Song by Bee Gees

from the album Bee Gees Greatest
- Released: September 2007
- Recorded: February – April 1977
- Genre: Disco
- Length: 3:16
- Label: Rhino, Reprise
- Songwriter(s): Barry, Robin & Maurice Gibb
- Producer(s): Bee Gees, Albhy Galuten, Karl Richardson

= Warm Ride =

1980 song by Andy Gibb

"Warm Ride" is a song written by Barry, Robin and Maurice Gibb, and recorded by the Bee Gees and during the 1977 Saturday Night Fever sessions in France. The Bee Gees original, if unfinished, recording remained unreleased until 2007 when it was mixed and included on a reissue of Bee Gees Greatest. The song was an outtake from the soundtrack.

==Personnel==
- Barry Gibb – lead vocals, guitar
- Robin Gibb – vocals
- Maurice Gibb – vocals, bass
- Blue Weaver – keyboards, synthesiser, piano
- Dennis Bryon – drums
- Joe Lala – percussion

==Cover versions==
- The song was recorded by Rare Earth, for whom it was originally written by the Bee Gees.
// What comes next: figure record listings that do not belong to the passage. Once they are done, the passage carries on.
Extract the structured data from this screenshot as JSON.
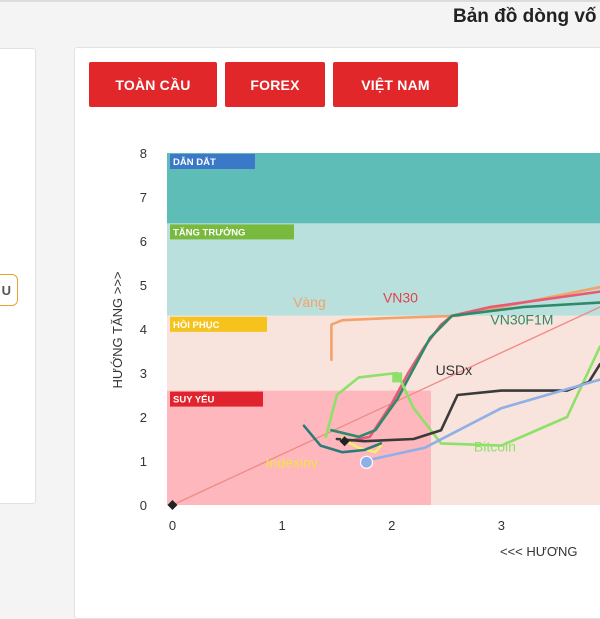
{
  "header": {
    "title": "Bản đồ dòng vố"
  },
  "left_panel": {
    "pill_text": "U"
  },
  "tabs": [
    {
      "label": "TOÀN CẦU"
    },
    {
      "label": "FOREX"
    },
    {
      "label": "VIỆT NAM"
    }
  ],
  "chart_data": {
    "type": "line",
    "title": "",
    "ylabel": "HƯỚNG TĂNG >>>",
    "xlabel": "<<< HƯƠNG",
    "xlim": [
      -0.05,
      3.9
    ],
    "ylim": [
      0,
      8
    ],
    "x_ticks": [
      "0",
      "1",
      "2",
      "3"
    ],
    "y_ticks": [
      "0",
      "1",
      "2",
      "3",
      "4",
      "5",
      "6",
      "7",
      "8"
    ],
    "zones": [
      {
        "label": "DẪN DẮT",
        "y_from": 6.4,
        "y_to": 8.0,
        "color": "#5fbdb8",
        "label_color": "#3c78c8"
      },
      {
        "label": "TĂNG TRƯỞNG",
        "y_from": 4.3,
        "y_to": 6.4,
        "color": "#b9e0dc",
        "label_color": "#79b93d"
      },
      {
        "label": "HỒI PHỤC",
        "y_from": 2.6,
        "y_to": 4.3,
        "color": "#f8e4dc",
        "label_color": "#f6c21c"
      },
      {
        "label": "SUY YẾU",
        "y_from": 0.0,
        "y_to": 2.6,
        "color": "#fdb7bd",
        "label_color": "#e0232c"
      }
    ],
    "diagonal": {
      "from": [
        0,
        0
      ],
      "to": [
        3.9,
        4.5
      ],
      "color": "#f08a86"
    },
    "series": [
      {
        "name": "Vàng",
        "color": "#f3a26a",
        "points": [
          [
            1.45,
            3.3
          ],
          [
            1.45,
            4.1
          ],
          [
            1.55,
            4.2
          ],
          [
            2.0,
            4.25
          ],
          [
            2.6,
            4.3
          ],
          [
            3.3,
            4.65
          ],
          [
            3.9,
            4.95
          ]
        ]
      },
      {
        "name": "VN30",
        "color": "#e65a78",
        "points": [
          [
            1.6,
            1.45
          ],
          [
            1.8,
            1.55
          ],
          [
            2.0,
            2.3
          ],
          [
            2.15,
            3.0
          ],
          [
            2.3,
            3.6
          ],
          [
            2.45,
            4.1
          ],
          [
            2.55,
            4.3
          ],
          [
            2.9,
            4.5
          ],
          [
            3.9,
            4.85
          ]
        ]
      },
      {
        "name": "VN30F1M",
        "color": "#2e8a6a",
        "points": [
          [
            1.45,
            1.7
          ],
          [
            1.7,
            1.55
          ],
          [
            1.85,
            1.7
          ],
          [
            2.05,
            2.4
          ],
          [
            2.2,
            3.1
          ],
          [
            2.35,
            3.8
          ],
          [
            2.55,
            4.3
          ],
          [
            3.2,
            4.5
          ],
          [
            3.9,
            4.6
          ]
        ]
      },
      {
        "name": "Bitcoin",
        "color": "#8ee06a",
        "points": [
          [
            1.4,
            1.55
          ],
          [
            1.5,
            2.5
          ],
          [
            1.7,
            2.9
          ],
          [
            2.05,
            3.0
          ],
          [
            2.2,
            2.2
          ],
          [
            2.45,
            1.4
          ],
          [
            3.0,
            1.35
          ],
          [
            3.6,
            2.0
          ],
          [
            3.9,
            3.6
          ]
        ]
      },
      {
        "name": "USDx",
        "color": "#3a3a3a",
        "points": [
          [
            1.5,
            1.5
          ],
          [
            1.75,
            1.45
          ],
          [
            2.2,
            1.5
          ],
          [
            2.45,
            1.7
          ],
          [
            2.6,
            2.5
          ],
          [
            3.0,
            2.6
          ],
          [
            3.6,
            2.6
          ],
          [
            3.8,
            2.8
          ],
          [
            3.9,
            3.2
          ]
        ]
      },
      {
        "name": "Indexinv",
        "color": "#f7ee6a",
        "points": [
          [
            1.55,
            1.5
          ],
          [
            1.7,
            1.3
          ],
          [
            1.85,
            1.2
          ],
          [
            1.9,
            1.35
          ]
        ]
      },
      {
        "name": "",
        "color": "#2c7a7a",
        "points": [
          [
            1.2,
            1.8
          ],
          [
            1.35,
            1.35
          ],
          [
            1.55,
            1.2
          ],
          [
            1.75,
            1.25
          ],
          [
            1.9,
            1.4
          ]
        ]
      },
      {
        "name": "",
        "color": "#8fb0e6",
        "points": [
          [
            1.75,
            1.0
          ],
          [
            2.3,
            1.3
          ],
          [
            3.0,
            2.2
          ],
          [
            3.9,
            2.85
          ]
        ]
      }
    ],
    "labels": [
      {
        "text": "Vàng",
        "x": 1.1,
        "y": 4.5,
        "color": "#f3a26a"
      },
      {
        "text": "VN30",
        "x": 1.92,
        "y": 4.6,
        "color": "#e0434e"
      },
      {
        "text": "VN30F1M",
        "x": 2.9,
        "y": 4.1,
        "color": "#2e8a6a"
      },
      {
        "text": "USDx",
        "x": 2.4,
        "y": 2.95,
        "color": "#333333"
      },
      {
        "text": "Bitcoin",
        "x": 2.75,
        "y": 1.22,
        "color": "#8ee06a"
      },
      {
        "text": "Indexinv",
        "x": 0.85,
        "y": 0.85,
        "color": "#f3e24a"
      }
    ],
    "markers": [
      {
        "shape": "diamond",
        "x": 0.0,
        "y": 0.0,
        "color": "#222222"
      },
      {
        "shape": "diamond",
        "x": 1.57,
        "y": 1.45,
        "color": "#222222"
      },
      {
        "shape": "square",
        "x": 2.05,
        "y": 2.9,
        "color": "#8ee06a"
      },
      {
        "shape": "circle",
        "x": 1.77,
        "y": 0.97,
        "color": "#8fb0e6"
      }
    ]
  }
}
The song reached number 39 on the US Hot 100, and number 68 on the Australian charts.
- Graham Bonnet's version was released as a single and reached number 2 in Australia in August 1978.
- Andy Gibb's version of the song was recorded in 1979 and released in 1980 on his last studio album, After Dark. It was the last song recorded for the album with backing vocals done by older brother Barry Gibb.